Through the years, the holiday has been variously known as Washington’s Birthday, Washington’s and Lincoln’s Birthday, Presidents Day, Presidents’ Day and President’s Day.
Back in the 1950’s there was an effort to make the holiday a celebration of the office of the presidency rather than a commemoration of any particular President. That idea got a push from commercial advertisers.
Today, the holiday is basically a day off of work for government employees and a day on which many businesses offer merchandise as bargain prices.
It’s safe to say that, these days, there is not a whole lot of enthusiasm in America for celebrating the office of the presidency. A few days ago, Intelligence Squared, an organization which sponsors public debates, hosted a debate entitled “Give Trump a Chance.”
The debaters were all serious, intelligent professionals. The audience was polled before the debate began. Only 27 percent agreed that he should be given a chance, while 48 percent disagreed. After the debate, they were polled again. This time, only 22 percent of the audience thought Trump should be given a chance, and a whopping 72 percent disagreed.
I suppose we can discount the numbers somewhat, since Intelligence Squared typically draws its audiences from among the academic and professional communities, which tend to be Democrat and Liberal.

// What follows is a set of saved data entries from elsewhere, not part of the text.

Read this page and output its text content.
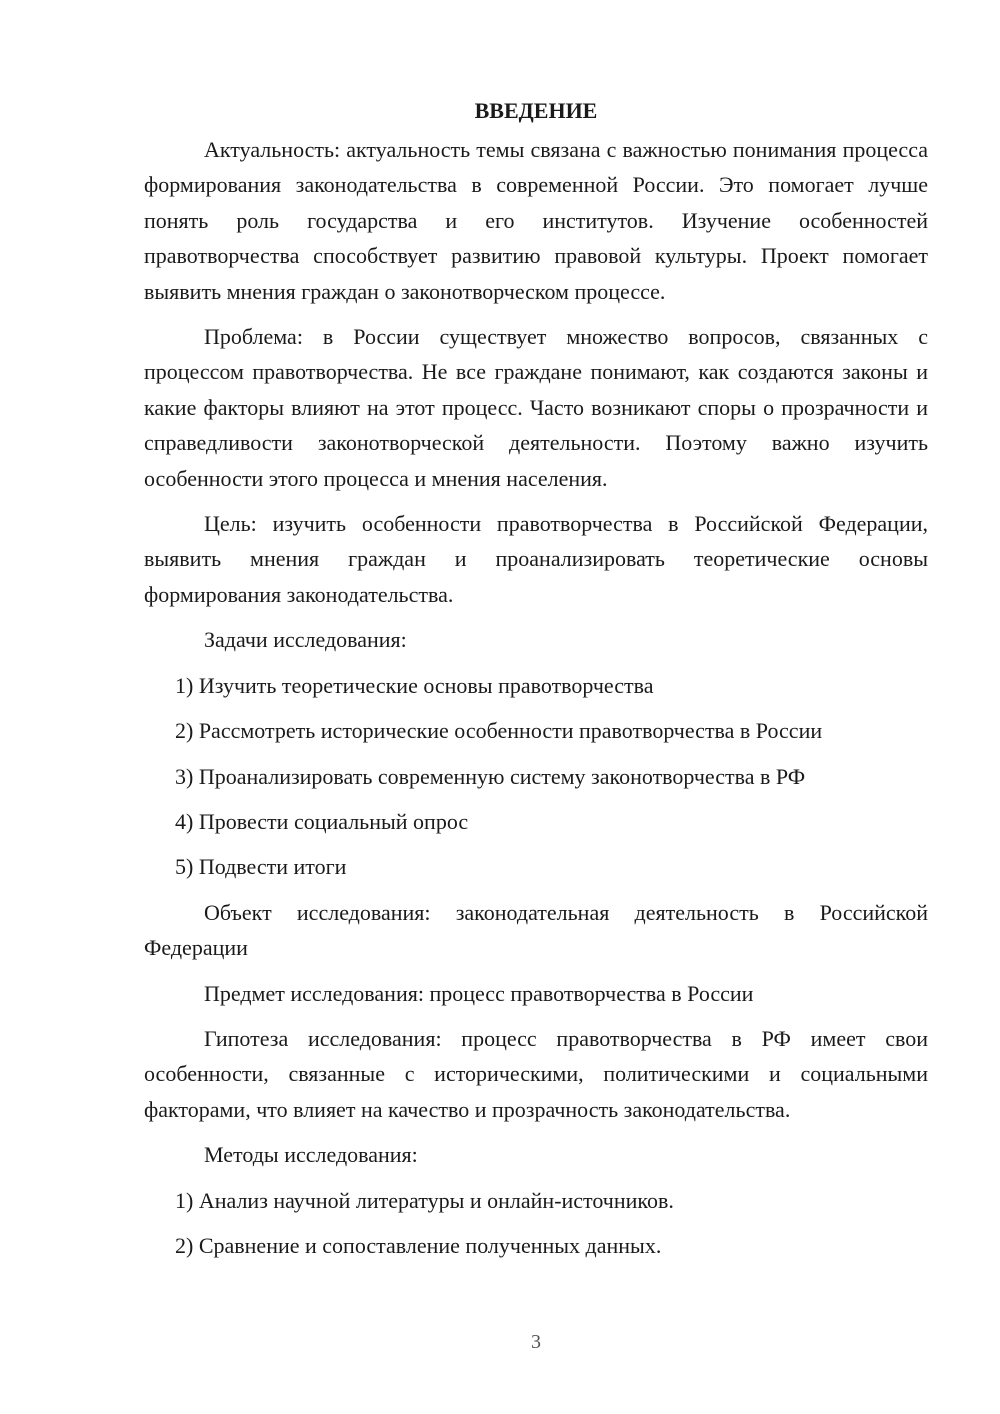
ВВЕДЕНИЕ

Актуальность: актуальность темы связана с важностью понимания процесса формирования законодательства в современной России. Это помогает лучше понять роль государства и его институтов. Изучение особенностей правотворчества способствует развитию правовой культуры. Проект помогает выявить мнения граждан о законотворческом процессе.

Проблема: в России существует множество вопросов, связанных с процессом правотворчества. Не все граждане понимают, как создаются законы и какие факторы влияют на этот процесс. Часто возникают споры о прозрачности и справедливости законотворческой деятельности. Поэтому важно изучить особенности этого процесса и мнения населения.

Цель: изучить особенности правотворчества в Российской Федерации, выявить мнения граждан и проанализировать теоретические основы формирования законодательства.

Задачи исследования:

1) Изучить теоретические основы правотворчества
2) Рассмотреть исторические особенности правотворчества в России
3) Проанализировать современную систему законотворчества в РФ
4) Провести социальный опрос
5) Подвести итоги

Объект исследования: законодательная деятельность в Российской Федерации

Предмет исследования: процесс правотворчества в России

Гипотеза исследования: процесс правотворчества в РФ имеет свои особенности, связанные с историческими, политическими и социальными факторами, что влияет на качество и прозрачность законодательства.

Методы исследования:

1) Анализ научной литературы и онлайн-источников.
2) Сравнение и сопоставление полученных данных.
3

Still, it is troubling to note that there is a large segment of the American people who not only do not like or support the current occupant of the White House; they adamantly oppose him and want him to fail.
It is hard to imagine how the United States of America might benefit by having a failed President in the White House. Why would any honest citizen cheer an increase in crime or unemployment? Why would anyone who loves this nation want to see its fortunes decline, its factories close, its jobs migrate to other countries?
The fact is that the success or failure of a President is tied to the prosperity and felicity of the nation. In my church, we pray for all of our elected officials, whether we voted for them not. Good citizens want their leaders to lead and to succeed.
The President of the United States is a constitutional officer. His powers and duties are specified in the charter of our nation. There is nothing in the law of the land which requires or anticipates that the President must be or will be a popular leader.
George Washington was popular, indeed, he was elected and reelected by unanimous votes in the Electoral College. He understood, however, that the power of a President does not come from his popularity.
There is a difference between power and authority. Political power flows from public opinion. It is ephemeral, fickle and fleeting. Authority comes from the Law. It is based on the formal consent of the governed, granted in writing and adopted by the people.
George Washington warned us that the Constitution must be obeyed as it was written, “unless and until it is altered by the explicit and authentic act of the whole people.”
Article II Section 3 of the U.S. Constitution requires the President to “take care that the Laws be faithfully executed.”
Ever since Franklin D. Roosevelt appealed directly to the American People on the radio, there has been an increase of direct Presidential governance. Executive decisions, executive orders, and bureaucratic rule making take the place of legislative decision making.
President Trump would be well advised to leave policy making to the Congress. Maybe the nay sayers will agree to give Congress a chance.